The Broadwater Farm Estate in Tottenham will forever be synonymous with the violent deaths of PC Keith Blakelock and Mark Duggan in 1985 and 2011 respectively. Neither the Metropolitan Police nor the local community can forgive or forget and this simmering tension is evident throughout George Amponsah's bid to understand why the shooting of an unarmed 29 year-old father of six after his taxi was ambushed by officers from Operation Trident provoked some of the worst riots this country has ever witnessed and how the jury at the Royal Courts of Justice inquest could have decided that Duggan was lawfully killed.

Filming over 28 months, Amponsah strives to present an insider view of life on an estate where black youths feel permanently persecuted by 'the feds'. He meets Duggan's fiancée, Semone Wilson, and oldest son, Kamani. But the hard insights come from Marcus Knox-Hooke and Kurtis Henville, who grew up with Duggan and fail to recognise the gangster depicted in the press.

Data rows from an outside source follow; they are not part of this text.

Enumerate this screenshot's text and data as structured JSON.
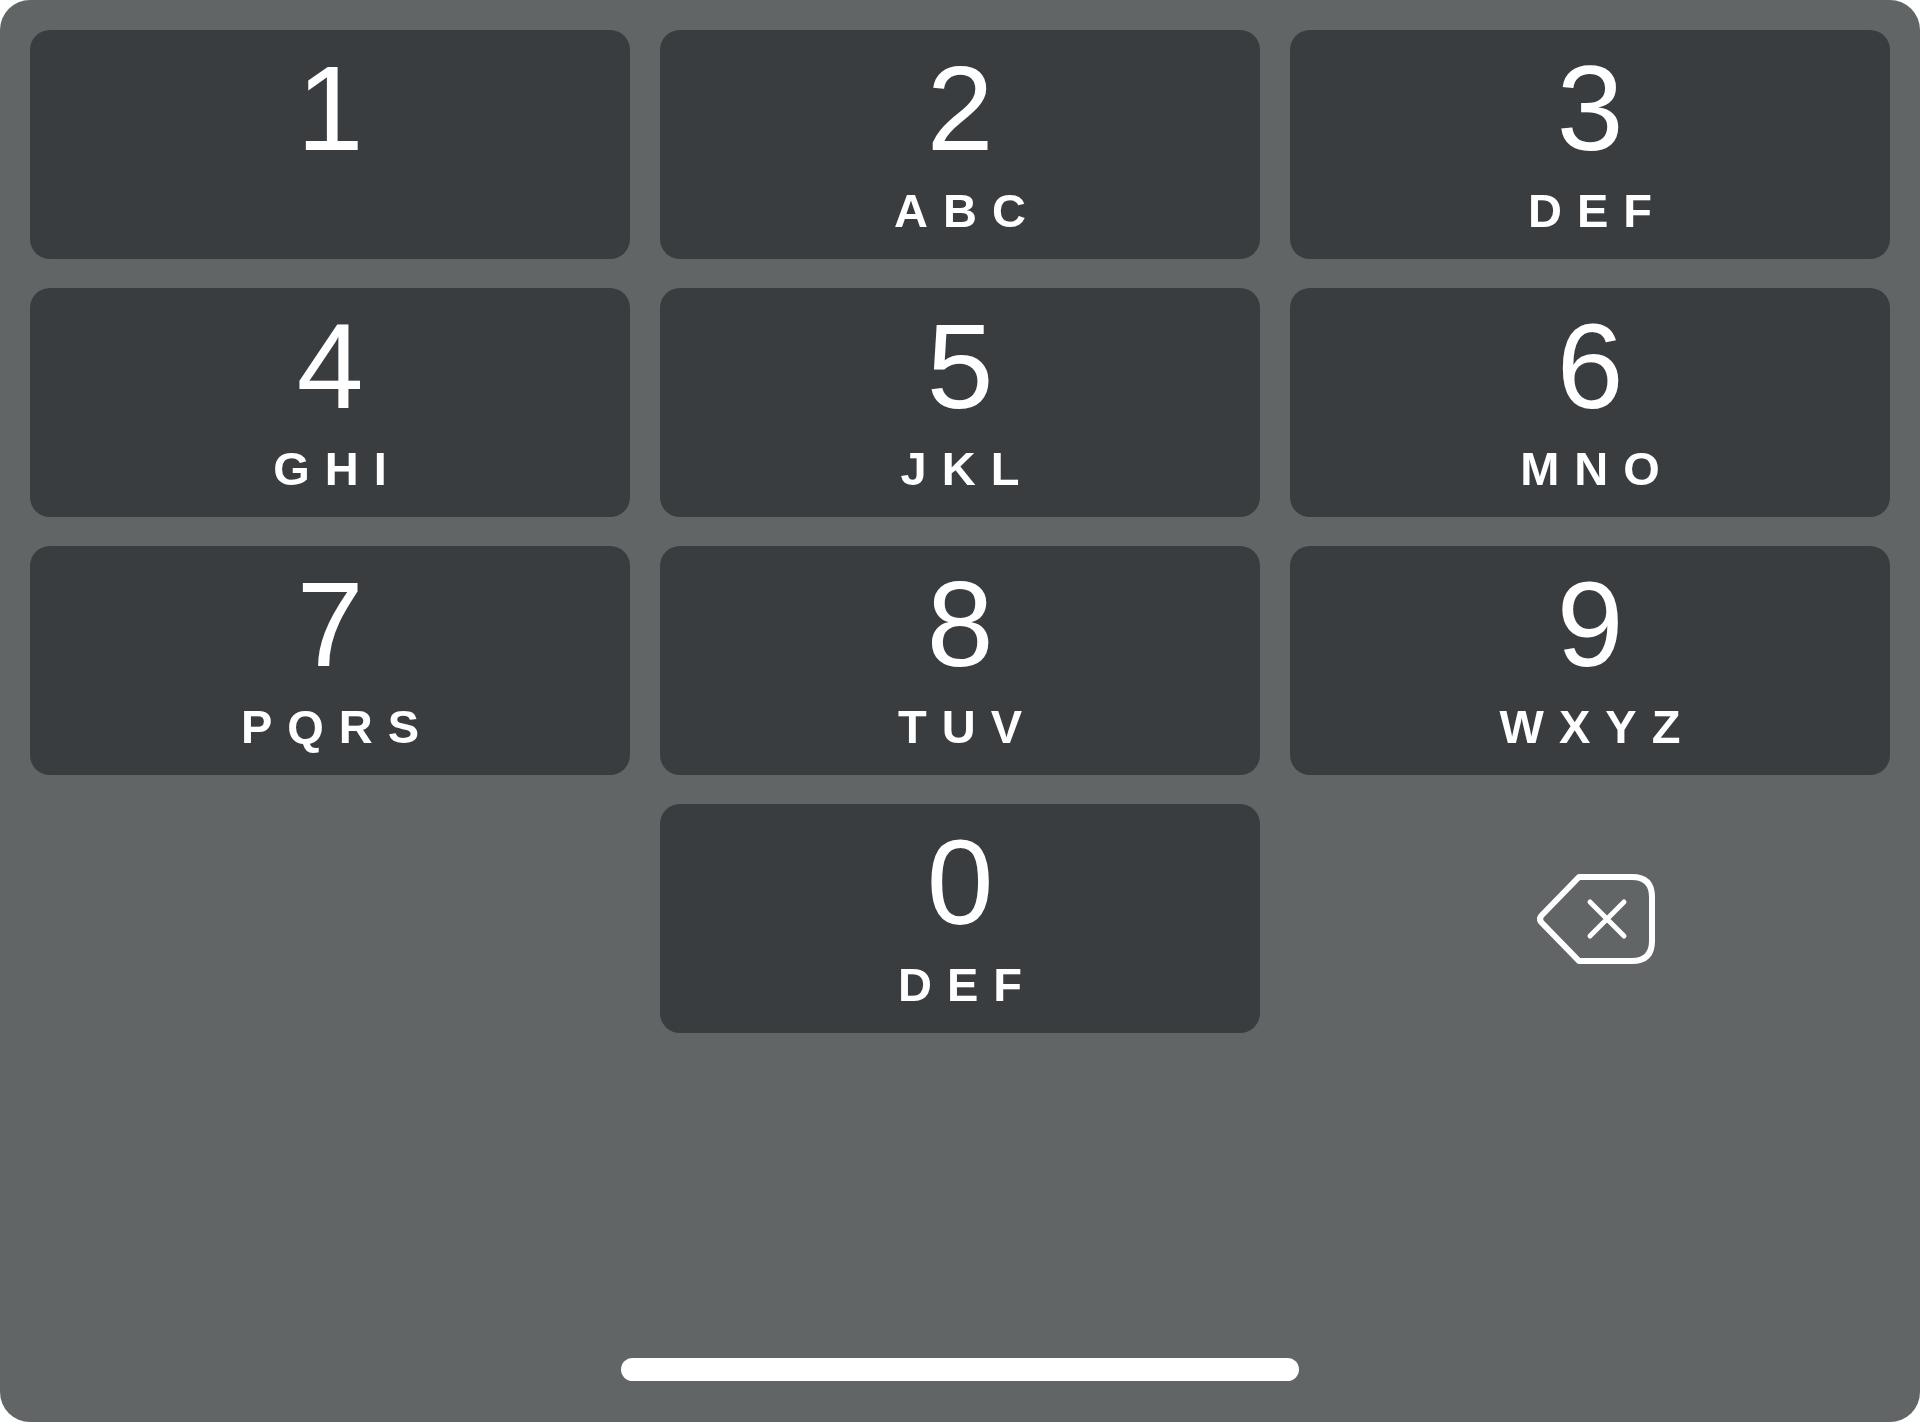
{
  "keypad": {
    "keys": [
      {
        "kind": "digit",
        "digit": "1"
      },
      {
        "kind": "digit",
        "digit": "2",
        "letters": "ABC"
      },
      {
        "kind": "digit",
        "digit": "3",
        "letters": "DEF"
      },
      {
        "kind": "digit",
        "digit": "4",
        "letters": "GHI"
      },
      {
        "kind": "digit",
        "digit": "5",
        "letters": "JKL"
      },
      {
        "kind": "digit",
        "digit": "6",
        "letters": "MNO"
      },
      {
        "kind": "digit",
        "digit": "7",
        "letters": "PQRS"
      },
      {
        "kind": "digit",
        "digit": "8",
        "letters": "TUV"
      },
      {
        "kind": "digit",
        "digit": "9",
        "letters": "WXYZ"
      },
      {
        "kind": "spacer"
      },
      {
        "kind": "digit",
        "digit": "0",
        "letters": "DEF"
      },
      {
        "kind": "delete"
      }
    ]
  }
}
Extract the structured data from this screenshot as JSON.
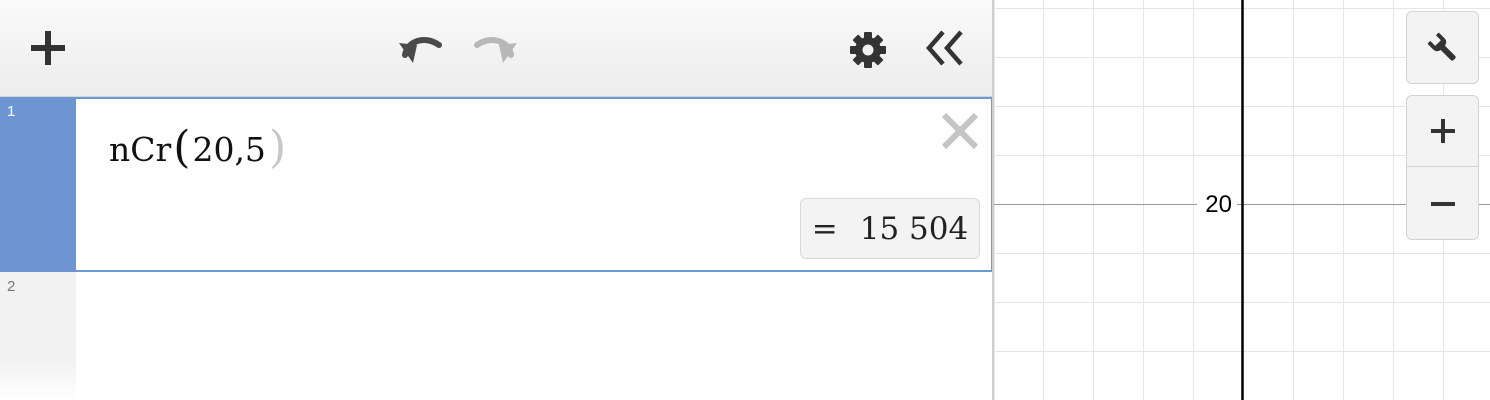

Consoled by his Muslim faith after doing riot-related time, Knox-Hooke strives to help black kids break the cycle, while the impishly genial Henville resists the easy pickings of crime to find a decent job. However, neither trusts the police, whose absence from this affectingly humanist study is justified by the persistence of that Hillsborough mentality of abnegating responsibility by blaming the victim.

Largely adopting a watching brief while making his feelings abundantly clear, Amponsah gains the confidence of his subjects so they feel safe speaking out. However, the opening Martin Luther King quote about riots being the language of the unheard suggests that Amponsah doesn't expect anyone in authority to listen.

Unflinching in its eschewal of objectivity, this provides a unique perspective on a notorious case, while correcting some of the impressions about urban black youth the media cravenly peddled in its aftermath.